Charles Reinhard, chief market strategist at ABN Amro, said he was not concerned with the strength in the retail sales report. "Although the economy grew briskly, it is not leading to inflation pressure one has to worry about," he said.
Focus now on Greenspan, CPI
With PPI and retail sales out of the way, investors await Fed Chairman Alan Greenspan's speech scheduled this evening and Friday's consumer price index (CPI) report.
Greenspan's much-anticipated speech on technology and the economy is his first speaking engagement this year, and market participants will listen closely for any clues about upcoming monetary policy.
Greenspan's speech follows a spate of speaking engagements by Fed officials this week.
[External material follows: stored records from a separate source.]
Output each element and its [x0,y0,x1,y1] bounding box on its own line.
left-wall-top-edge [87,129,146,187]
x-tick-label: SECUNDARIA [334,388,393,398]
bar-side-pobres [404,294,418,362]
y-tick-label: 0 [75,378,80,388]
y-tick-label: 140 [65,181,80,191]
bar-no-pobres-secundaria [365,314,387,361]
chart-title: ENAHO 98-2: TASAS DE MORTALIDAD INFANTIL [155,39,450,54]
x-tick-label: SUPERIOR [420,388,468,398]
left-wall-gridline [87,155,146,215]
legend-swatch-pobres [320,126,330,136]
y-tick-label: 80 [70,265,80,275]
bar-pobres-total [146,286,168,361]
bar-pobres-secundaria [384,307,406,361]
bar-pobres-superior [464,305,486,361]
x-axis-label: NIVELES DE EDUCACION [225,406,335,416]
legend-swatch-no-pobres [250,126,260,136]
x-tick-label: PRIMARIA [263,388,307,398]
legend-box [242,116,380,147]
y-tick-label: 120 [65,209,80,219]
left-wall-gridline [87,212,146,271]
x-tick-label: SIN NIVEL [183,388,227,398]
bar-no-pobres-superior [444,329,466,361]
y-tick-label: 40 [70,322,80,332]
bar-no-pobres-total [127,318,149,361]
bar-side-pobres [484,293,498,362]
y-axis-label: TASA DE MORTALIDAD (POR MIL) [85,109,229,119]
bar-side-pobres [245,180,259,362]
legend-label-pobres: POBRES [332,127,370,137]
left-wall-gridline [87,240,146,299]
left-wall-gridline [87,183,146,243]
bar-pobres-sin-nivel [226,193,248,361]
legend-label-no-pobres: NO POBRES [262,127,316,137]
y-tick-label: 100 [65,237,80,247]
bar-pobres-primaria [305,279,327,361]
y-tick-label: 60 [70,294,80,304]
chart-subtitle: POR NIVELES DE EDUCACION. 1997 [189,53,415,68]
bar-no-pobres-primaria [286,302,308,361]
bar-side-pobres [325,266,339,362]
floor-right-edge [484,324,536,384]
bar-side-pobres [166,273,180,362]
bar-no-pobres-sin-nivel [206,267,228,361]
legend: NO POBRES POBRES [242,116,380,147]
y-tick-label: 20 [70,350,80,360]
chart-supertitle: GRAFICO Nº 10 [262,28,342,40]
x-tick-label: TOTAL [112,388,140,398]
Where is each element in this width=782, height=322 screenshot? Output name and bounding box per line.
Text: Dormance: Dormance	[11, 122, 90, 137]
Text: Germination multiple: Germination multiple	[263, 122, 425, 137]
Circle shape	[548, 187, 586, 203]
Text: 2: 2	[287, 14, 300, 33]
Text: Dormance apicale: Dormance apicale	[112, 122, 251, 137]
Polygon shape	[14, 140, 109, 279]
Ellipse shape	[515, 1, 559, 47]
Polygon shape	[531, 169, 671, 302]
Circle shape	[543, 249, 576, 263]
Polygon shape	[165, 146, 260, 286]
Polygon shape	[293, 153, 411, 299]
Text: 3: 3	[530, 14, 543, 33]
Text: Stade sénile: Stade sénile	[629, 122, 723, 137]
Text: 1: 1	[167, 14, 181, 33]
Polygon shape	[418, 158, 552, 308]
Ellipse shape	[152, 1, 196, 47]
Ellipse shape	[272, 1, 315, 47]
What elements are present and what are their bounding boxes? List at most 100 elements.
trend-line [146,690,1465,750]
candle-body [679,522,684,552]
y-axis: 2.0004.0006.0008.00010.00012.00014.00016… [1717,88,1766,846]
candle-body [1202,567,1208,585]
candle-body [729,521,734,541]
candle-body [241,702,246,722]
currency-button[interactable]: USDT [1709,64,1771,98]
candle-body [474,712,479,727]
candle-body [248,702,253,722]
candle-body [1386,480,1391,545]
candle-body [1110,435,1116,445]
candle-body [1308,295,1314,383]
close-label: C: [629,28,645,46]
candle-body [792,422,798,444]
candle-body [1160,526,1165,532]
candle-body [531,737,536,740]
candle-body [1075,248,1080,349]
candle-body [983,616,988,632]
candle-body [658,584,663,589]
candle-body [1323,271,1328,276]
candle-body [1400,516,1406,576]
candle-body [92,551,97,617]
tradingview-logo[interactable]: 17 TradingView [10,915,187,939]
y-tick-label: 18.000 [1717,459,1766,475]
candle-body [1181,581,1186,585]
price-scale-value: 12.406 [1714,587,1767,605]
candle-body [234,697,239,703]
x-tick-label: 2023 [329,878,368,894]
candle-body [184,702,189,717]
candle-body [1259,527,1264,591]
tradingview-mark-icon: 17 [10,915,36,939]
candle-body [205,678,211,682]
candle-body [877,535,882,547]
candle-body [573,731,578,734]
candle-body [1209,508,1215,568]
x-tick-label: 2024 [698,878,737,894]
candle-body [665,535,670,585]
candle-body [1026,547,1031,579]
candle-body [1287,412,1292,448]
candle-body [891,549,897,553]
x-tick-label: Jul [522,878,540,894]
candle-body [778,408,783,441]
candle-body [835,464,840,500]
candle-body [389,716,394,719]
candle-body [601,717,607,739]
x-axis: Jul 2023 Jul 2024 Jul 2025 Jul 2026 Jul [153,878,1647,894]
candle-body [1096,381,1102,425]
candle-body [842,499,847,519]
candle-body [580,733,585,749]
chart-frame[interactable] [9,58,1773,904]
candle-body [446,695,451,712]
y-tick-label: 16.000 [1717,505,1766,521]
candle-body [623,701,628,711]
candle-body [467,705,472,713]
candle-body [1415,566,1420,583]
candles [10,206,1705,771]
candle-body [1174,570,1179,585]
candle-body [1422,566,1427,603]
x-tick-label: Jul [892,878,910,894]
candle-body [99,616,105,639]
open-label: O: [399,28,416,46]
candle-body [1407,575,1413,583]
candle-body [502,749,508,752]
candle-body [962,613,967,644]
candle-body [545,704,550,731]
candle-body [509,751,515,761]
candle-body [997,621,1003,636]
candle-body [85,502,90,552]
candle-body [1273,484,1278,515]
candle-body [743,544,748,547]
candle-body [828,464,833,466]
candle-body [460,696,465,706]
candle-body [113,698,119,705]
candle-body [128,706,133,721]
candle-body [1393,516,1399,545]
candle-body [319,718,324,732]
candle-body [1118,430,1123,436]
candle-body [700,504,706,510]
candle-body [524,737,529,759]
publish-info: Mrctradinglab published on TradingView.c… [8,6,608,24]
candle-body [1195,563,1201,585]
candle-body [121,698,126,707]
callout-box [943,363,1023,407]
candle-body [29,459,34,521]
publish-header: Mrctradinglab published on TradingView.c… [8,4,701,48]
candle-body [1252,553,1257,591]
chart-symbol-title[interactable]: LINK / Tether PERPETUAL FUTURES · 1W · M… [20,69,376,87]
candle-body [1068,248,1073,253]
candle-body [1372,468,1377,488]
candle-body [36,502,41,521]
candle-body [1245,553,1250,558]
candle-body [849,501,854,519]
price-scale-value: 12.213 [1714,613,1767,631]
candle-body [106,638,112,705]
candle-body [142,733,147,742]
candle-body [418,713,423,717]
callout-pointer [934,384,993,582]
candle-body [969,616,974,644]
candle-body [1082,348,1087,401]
Analysts said Fed Governor Edward Gramlich's comments Thursday were considered positive, noting there was no obvious evidence of accelerating inflation in the U.S. economy.
Earlier in the week, both Chicago Fed president Michael Moskow and Richmond, Va., Fed president J. Alfred Broaddus reiterated the Fed chief's view that the central bank must continue to act pre-emptively in order to contain inflation.
Dollar rises
The dollar rose against the major currencies Thursday, trading at the higher end of its recent ranges against both the euro and the Japanese yen.
Just after 3:15 p.m. ET, the dollar changed hands at 106.14 yen, up from 105.72 late Wednesday, a 0.42 percent gain in the dollar's value.
The euro fell to $1.0257 from $1.0310 Wednesday, a 0.53 percent gain in the dollar's value.